2002-2006 yılları arasında büyüme %7,6 gibi yüksek bir oran. Fakat yukarıdaki paragrafta vurguladığım gibi biz büyüme oranının yüksekliğinden ziyade verimlilik ve teknolojik gelişim artışıyla gelip gelmediğini önemsiyoruz. Büyüme verimlilik artışından gelmemiş olabilir, belki de daha fazla emek ile büyüme gerçekleşmiştir, sadece daha fazla insan çalışmıştır, bireylerin üretim kapasitesi artmamıştır. Acemoğlu ve Üçer 2002-2006 dönemi için faktör verimliliğindeki büyümeyi ortalamada %5,2 bulurken Dünya bankası %4,1 bulmuş. Dünya Bankası, 1980’lerden o döneme kadar olan ekonomik büyümenin faktör birikimiyle gerçekleştiğini, 2002-06 arasında ise daha ziyade verimlilikle gerçekleştiğini not düşmüş. 2009 sonrası dönemde ise verimlikte herhangi bir artış olmadığı gibi Acemoğlu ve Üçer faktör verimliliğinde büyümeyi negatif buluyorlar. Peki o zaman 2009 sonrası dönemdeki pozitif büyüme nereden geliyor sorusunun cevabını ise kredi hacmindeki artışta buluyorlar. Buradaki kredi artışı özellikle verimsiz çalışan inşaat sektörüne gidiyor ve düşük kaliteli büyüme gerçekleşiyor. 2006 yılında banka kredilerinin GSYH’a oranı %30 iken, 2015’te kamu bankalarının etkisiyle %65 gibi bir orana çıkıyor. İnşaat sektörüne yatırımlar aslında 2002-2006 döneminde de artış içerisinde ama aynı dönemde makine teçhizat yatırımları da hızla artıyor. Fakat 2007 sonrasında inşaat yatırımları daha da hızlanırken makine ve teçhizatta keskin düşüşler gerçekleşiyor.

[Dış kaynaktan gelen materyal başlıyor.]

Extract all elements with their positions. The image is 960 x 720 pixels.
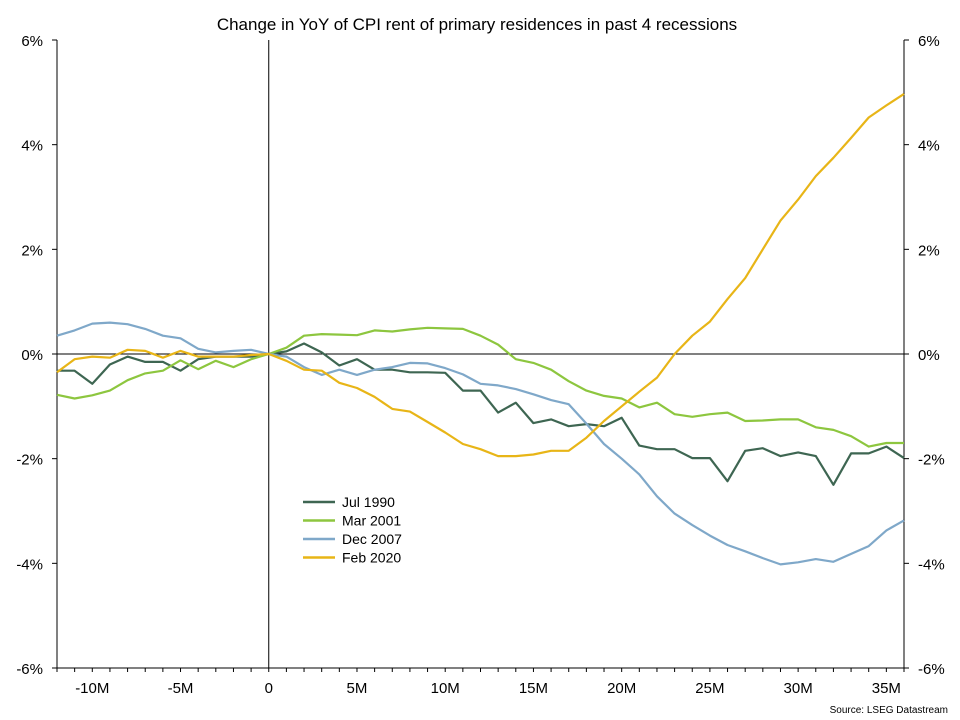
series-lines (56, 92, 905, 566)
x-tick-label: 25M (695, 680, 724, 697)
legend-label: Jul 1990 (342, 494, 395, 510)
x-tick-label: 15M (519, 680, 548, 697)
x-tick-label: -5M (168, 680, 194, 697)
y-tick-label-right: 6% (918, 33, 940, 50)
x-tick-label: 35M (872, 680, 901, 697)
y-tick-label-left: -4% (16, 556, 43, 573)
legend-label: Feb 2020 (342, 550, 401, 566)
series-line-jul-1990 (57, 342, 905, 486)
y-tick-label-left: 2% (21, 242, 43, 259)
series-line-mar-2001 (56, 326, 904, 448)
chart-title: Change in YoY of CPI rent of primary res… (217, 15, 737, 34)
series-line-feb-2020 (56, 92, 905, 458)
x-tick-label: 5M (347, 680, 368, 697)
legend-label: Mar 2001 (342, 513, 401, 529)
y-tick-label-right: 0% (918, 347, 940, 364)
y-tick-label-right: -2% (918, 452, 945, 469)
y-tick-label-left: -2% (16, 452, 43, 469)
x-tick-label: -10M (75, 680, 109, 697)
y-tick-label-left: 0% (21, 347, 43, 364)
axes: -6% -6% -4% -4% -2% -2% 0% 0% 2% 2% 4% 4% 6% 6% -10M -5… (16, 33, 944, 697)
y-tick-label-left: 4% (21, 138, 43, 155)
series-line-dec-2007 (56, 321, 905, 566)
x-tick-label: 0 (265, 680, 273, 697)
y-tick-label-left: -6% (16, 661, 43, 678)
y-tick-label-right: -6% (918, 661, 945, 678)
x-tick-label: 20M (607, 680, 636, 697)
x-tick-label: 30M (784, 680, 813, 697)
y-tick-label-right: 2% (918, 242, 940, 259)
legend: Jul 1990 Mar 2001 Dec 2007 Feb 2020 (303, 494, 402, 566)
legend-label: Dec 2007 (342, 531, 402, 547)
y-tick-label-right: -4% (918, 556, 945, 573)
y-tick-label-right: 4% (918, 138, 940, 155)
source-note: Source: LSEG Datastream (830, 705, 948, 716)
y-tick-label-left: 6% (21, 33, 43, 50)
x-tick-label: 10M (431, 680, 460, 697)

2002-2006 arası dönem için verimlilik artışı kaynaklı büyümeyi bulduk, şimdi teknolojik gelişim tarafına bakalım. Acemoğlu ve Üçer teknolojideki gelişimi orta ve yüksek teknolojili ürünlerin ihracattaki payı üzerinden incelemiş. 1990’lardan 2007’ye kadar orta ve yüksek teknolojili ürünlerin ihracatında artış görülürken 2007 sonrası ise artış duruyor. Türkiye tekstil gibi düşük teknolojiden dayanaklı tüketim malı ihracatına geçen bir ülke haline geliyor ve bu 2007’ye kadar bu devam ediyor.

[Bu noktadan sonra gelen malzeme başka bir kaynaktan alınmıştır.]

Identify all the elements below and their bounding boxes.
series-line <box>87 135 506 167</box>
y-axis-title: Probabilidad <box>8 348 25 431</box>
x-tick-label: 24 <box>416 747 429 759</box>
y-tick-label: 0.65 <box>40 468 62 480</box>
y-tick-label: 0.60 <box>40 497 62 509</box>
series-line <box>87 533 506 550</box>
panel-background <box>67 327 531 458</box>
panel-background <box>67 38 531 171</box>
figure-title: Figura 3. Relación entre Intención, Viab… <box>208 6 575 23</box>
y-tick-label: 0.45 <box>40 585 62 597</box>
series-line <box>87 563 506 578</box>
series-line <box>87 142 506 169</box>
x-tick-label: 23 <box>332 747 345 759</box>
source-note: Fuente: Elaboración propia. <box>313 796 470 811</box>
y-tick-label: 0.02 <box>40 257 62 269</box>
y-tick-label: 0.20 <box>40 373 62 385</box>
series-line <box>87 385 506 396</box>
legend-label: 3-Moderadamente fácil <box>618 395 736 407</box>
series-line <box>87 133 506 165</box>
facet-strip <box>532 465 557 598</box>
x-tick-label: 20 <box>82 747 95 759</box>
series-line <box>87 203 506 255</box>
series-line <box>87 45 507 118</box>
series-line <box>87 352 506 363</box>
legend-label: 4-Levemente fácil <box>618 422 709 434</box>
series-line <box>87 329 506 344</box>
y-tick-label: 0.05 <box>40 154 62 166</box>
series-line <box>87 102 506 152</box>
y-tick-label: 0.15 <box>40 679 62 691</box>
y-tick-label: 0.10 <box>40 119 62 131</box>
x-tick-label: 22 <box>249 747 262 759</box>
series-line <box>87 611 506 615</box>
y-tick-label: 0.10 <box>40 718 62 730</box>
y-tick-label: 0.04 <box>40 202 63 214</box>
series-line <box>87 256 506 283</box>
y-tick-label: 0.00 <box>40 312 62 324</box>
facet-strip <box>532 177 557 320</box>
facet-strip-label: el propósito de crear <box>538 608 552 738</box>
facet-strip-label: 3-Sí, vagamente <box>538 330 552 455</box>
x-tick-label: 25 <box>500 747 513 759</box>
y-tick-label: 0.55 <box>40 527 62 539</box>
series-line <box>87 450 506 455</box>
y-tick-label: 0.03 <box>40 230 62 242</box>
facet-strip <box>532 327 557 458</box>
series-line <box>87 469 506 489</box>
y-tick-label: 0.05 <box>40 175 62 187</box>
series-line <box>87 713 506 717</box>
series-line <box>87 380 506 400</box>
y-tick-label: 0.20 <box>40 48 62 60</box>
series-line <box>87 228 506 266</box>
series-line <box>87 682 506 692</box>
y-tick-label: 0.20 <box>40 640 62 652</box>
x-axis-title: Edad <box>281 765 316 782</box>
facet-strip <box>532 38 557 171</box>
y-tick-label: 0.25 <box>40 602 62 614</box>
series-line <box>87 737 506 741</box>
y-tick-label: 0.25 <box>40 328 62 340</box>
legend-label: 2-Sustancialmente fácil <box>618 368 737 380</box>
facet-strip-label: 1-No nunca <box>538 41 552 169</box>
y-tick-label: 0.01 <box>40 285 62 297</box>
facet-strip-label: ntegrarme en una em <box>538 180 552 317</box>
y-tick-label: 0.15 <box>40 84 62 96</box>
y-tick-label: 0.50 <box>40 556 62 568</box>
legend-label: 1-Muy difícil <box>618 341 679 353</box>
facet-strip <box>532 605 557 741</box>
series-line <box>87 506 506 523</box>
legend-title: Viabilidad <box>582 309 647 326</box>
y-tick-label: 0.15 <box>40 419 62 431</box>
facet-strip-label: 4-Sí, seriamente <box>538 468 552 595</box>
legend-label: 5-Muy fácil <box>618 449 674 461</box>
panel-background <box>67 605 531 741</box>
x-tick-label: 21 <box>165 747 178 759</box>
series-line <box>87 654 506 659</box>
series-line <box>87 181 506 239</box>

Yüksek kaliteli büyümenin tanımlanmasında paylaşım kısmına da değinmiştik. Paylaşım kısmında ise Gini Katsayısına bakıyorlar. 2000’li yılların başında 0,43 olan Gini Katsayısı 2006 yılında 0,38’e kadar düşmüş ki bu daha paylaşımcı bir ekonomi olduğunu ima etmekte. İstihdam piyasasında ise tarımdaki nüfus azalırken buradan kopuşlar sanayi ve hizmet sektöründeki istihdam artışları ile dengeleniyor. Yine de hala %9,9’luk bir işsizlik var, bu göstergede başarı durumu yok. Ak Partinin hiçbir döneminde de başarı gelmedi zaten.

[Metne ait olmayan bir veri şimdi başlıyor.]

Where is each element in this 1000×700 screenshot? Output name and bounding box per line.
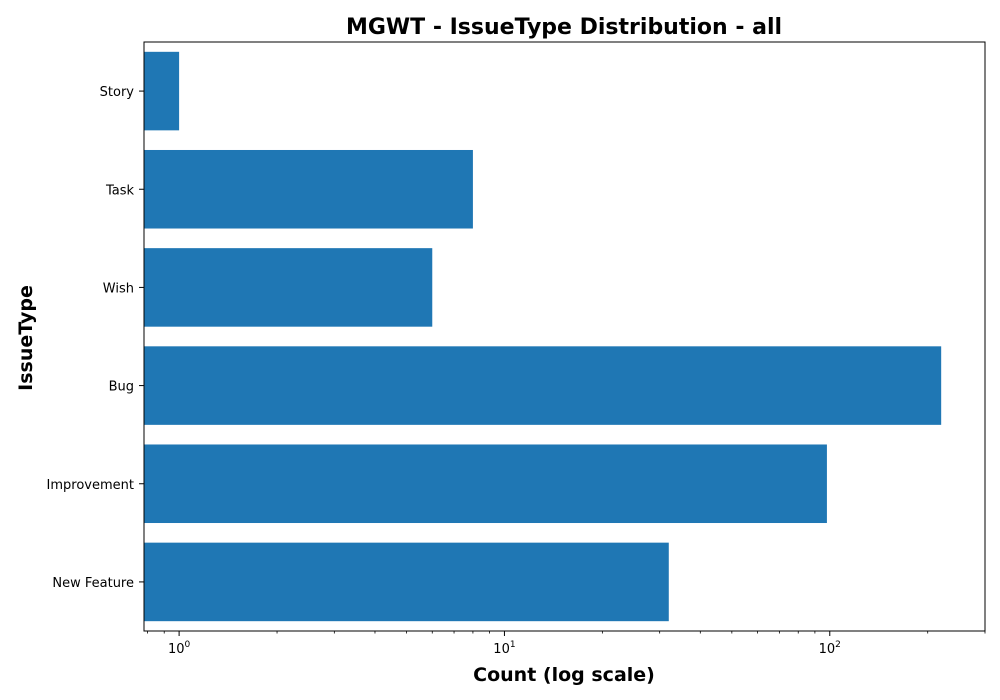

Son olarak işin bir de ekonomik kurumlar kısmına bakalım. 2001 yılından itibaren Merkez Bankasına daha fazla bağımsızlık verilmesi durumu var. Bu hazır gelen para politikası reformun yanına mali reformlar ekleniyor ve daha şeffaf bir yönetim ve bütçeye geçiliyor. Bütçe içi ve dışı harcamalar birbirinden kopmuşken tekrar harcamalar bütçe içine çekiliyor. Kemal Derviş döneminden itibaren başlayan kurumlardaki iyileşme 2008’e kadar devam ediyor. Merak edenler için Acemoğlu ve Üçer kurumsal iyileşmeleri gösteren çok sayıda grafiği de makalelerine koymuşlar. Sonuç olarak 2002-2006 arası dönem ekonomik büyümenin kalitesi açısından gayet yüksek kaliteli ve sürdürülebilir bir büyüme çıkıyor. Büyümenin sürdürülebilir büyüme olması uzun dönemde süreceği anlamına gelmez, nitekim sürmedi de. Ama büyüme ya da enflasyondaki kötüye gidiş bu büyüme ve enflasyonla mücadele yöntemlerinden kaynaklanan bir sorun değil.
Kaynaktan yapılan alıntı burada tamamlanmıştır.